Change takes time, but change also gives us time - time we can use wisely to make sure we are bringing the kind of change the world actually needs.
It was the third day of our first business trip to London, spring 1995. I huddled with colleagues in a cafe outside a convention center, getting ready for the next meeting. On the table sat our paver-stone heavy laptops surrounded by cups of tea.
We - uncivilized 20-somethings, clanking up the first rise of the dot.com roller coaster - had gotten way too enamored with English tea. Were we more change-stressed than we knew? Taking refuge in the comforting timelessness of tea? Whatever the case, we ordered it incessantly, going overboard with the cream and sugar, begging for refills.
"It's not a meal," a waiter gently chided, after one-too-many requests for more cucumber sandwiches.
Another round of tea was on the way. The waiter arrived with a porcelain pitcher of cream precariously balanced on a small saucer. It rattled ominously.
As the waiter reached across the table to set down the pitcher and saucer, the pitcher tumbled off the saucer and splashed its creamy contents all over my laptop, obscuring the screen and keyboard. Slowly the keys emerged as the white cream sunk into the crevices. On instinct, I removed the battery. Cream oozed into the battery bay.
The waiter apologized and disappeared.
We called our legal team, not thinking about what time it was back in our DC office. They picked up immediately (because when the junior team calls from overseas, that's what you do).
"Should we tell them they owe us for damages?" We asked, excited about the prospect of international litigation.
"Gentlemen, do NOT say any such thing."
"Are you sure???" I mean come on, this was an expensive laptop!
"It's probably insured," he replied and told us not to worry about it. He instructed us to put the creamy computer in a garbage bag and bring it home when we returned stateside (It smelled like a zombie cheese factory when we unwrapped it for the IT Support team).
I remembered this trip just the other night when I logged off for the day, and had this small moment of "Well that worked out nicely"...All the connectivity: the remote access, virtual desktop stuff, all the Zoom and MS Teams calls etc, They'd had actually gone really well, even with stakeholders and partners scattered around the country.
For some reason, my mind ran back to the infamous 1995 London trip, the ruined laptop - and specifically, the kind of connectivity we had to deal with back then:
We spent evenings in our hotel rooms with our heavy crude laptops, dialing in - yes dialing overseas with a 2400 baud modem - to our company's PineMail server back in Washington DC, so we could keep up with work.
The phone bill for that trip exceeded the cost of the hotel stay.
If you had come to our team back then and tried to describe MS Teams, Zoom, Slack, iPhones, Airpods, ChatGPT, Crypto not to mention this new instantiation of open-source-friendly Microsoft (WHAT!) it would have sounded like a fantasy. A world where being connected is the norm not the (very expensive) exception? A world with on-demand voice and video and more data and content than we could ever consume? What a dream.

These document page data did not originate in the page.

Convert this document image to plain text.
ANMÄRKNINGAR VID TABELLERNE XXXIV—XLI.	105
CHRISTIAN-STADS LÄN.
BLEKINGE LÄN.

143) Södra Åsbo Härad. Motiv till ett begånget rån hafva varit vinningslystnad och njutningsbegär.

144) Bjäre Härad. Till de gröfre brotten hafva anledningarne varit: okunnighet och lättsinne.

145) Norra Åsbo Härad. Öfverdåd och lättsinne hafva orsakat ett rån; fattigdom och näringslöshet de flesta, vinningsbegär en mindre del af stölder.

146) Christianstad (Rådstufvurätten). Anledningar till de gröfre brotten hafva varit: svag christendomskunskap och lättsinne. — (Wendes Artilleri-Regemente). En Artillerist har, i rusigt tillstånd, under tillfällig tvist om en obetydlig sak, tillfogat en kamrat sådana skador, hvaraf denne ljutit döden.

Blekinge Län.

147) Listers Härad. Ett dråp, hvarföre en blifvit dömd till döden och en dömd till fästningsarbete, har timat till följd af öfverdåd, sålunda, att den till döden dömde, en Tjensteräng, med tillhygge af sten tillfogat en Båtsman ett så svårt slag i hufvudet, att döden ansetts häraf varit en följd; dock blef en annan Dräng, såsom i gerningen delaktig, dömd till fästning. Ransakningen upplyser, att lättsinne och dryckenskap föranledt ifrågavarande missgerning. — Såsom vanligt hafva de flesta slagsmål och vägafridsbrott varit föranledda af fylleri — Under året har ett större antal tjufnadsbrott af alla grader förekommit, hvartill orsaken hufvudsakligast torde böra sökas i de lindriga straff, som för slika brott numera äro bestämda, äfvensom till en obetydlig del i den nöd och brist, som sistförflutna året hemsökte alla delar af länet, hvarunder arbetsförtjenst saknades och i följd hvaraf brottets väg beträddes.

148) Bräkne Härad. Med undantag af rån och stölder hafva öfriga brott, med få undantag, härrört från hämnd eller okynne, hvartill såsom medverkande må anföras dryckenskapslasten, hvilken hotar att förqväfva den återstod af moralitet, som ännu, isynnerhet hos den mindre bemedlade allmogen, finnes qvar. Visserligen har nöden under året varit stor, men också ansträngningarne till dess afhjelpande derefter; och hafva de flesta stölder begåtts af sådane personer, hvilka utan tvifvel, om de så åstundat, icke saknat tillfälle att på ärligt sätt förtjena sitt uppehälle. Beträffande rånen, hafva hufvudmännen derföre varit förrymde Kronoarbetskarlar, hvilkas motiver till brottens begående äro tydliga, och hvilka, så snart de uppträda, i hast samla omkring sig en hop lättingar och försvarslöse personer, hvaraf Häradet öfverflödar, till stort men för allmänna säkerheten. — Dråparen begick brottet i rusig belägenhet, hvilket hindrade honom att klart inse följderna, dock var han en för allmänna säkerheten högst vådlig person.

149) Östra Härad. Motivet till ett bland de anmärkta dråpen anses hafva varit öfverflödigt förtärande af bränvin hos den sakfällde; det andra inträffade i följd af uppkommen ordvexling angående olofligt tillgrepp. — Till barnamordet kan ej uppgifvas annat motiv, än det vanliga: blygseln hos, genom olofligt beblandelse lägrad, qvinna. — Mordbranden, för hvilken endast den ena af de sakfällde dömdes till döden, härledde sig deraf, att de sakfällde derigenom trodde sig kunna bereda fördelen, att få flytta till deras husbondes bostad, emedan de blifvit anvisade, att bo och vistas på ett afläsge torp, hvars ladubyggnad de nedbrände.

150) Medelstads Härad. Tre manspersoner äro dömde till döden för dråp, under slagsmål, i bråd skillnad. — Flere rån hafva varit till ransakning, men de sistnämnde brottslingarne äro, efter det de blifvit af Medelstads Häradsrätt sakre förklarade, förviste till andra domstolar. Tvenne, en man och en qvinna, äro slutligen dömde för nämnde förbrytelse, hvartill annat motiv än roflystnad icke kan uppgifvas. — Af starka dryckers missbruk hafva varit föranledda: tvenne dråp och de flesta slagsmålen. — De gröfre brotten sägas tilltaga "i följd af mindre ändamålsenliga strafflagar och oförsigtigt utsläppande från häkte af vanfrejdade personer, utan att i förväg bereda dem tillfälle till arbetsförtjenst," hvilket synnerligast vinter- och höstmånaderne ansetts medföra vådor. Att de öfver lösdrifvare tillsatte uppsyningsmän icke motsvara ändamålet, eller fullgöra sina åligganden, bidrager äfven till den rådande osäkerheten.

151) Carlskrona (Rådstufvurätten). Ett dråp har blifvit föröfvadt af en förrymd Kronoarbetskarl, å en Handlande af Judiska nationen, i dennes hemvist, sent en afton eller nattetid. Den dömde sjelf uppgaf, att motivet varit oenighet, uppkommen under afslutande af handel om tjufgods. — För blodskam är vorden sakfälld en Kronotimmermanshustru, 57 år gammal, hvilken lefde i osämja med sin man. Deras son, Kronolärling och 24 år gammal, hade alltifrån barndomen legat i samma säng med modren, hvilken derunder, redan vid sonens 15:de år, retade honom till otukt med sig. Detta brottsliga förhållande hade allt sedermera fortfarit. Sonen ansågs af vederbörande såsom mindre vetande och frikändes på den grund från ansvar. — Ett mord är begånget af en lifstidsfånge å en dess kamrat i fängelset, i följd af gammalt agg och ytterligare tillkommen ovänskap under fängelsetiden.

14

30 years and a pandemic later, we've got it.
The Time it takes
You could say that's the unfortunate thing: Things take time.
But this also might be the fortunate thing: Things take time...Time we can use wisely:
- A lot of changes in the last 30 years came with unwanted side effects that had not been thought through.
- As the world speeds up, and the stakes get higher, a more thoughtful kind of innovation is required.
Between now and the future we dream of, let's use every day we have to diligently lead the right kind of change. The kind of change that is needed by our communities and our world.
Things seem far off in the future and impossible, and then before we know it, they're here. What we do in the intervening time we have can make all the difference.
Thank you for your dedication to leading change in the role you have, and in the corner of the world where you work!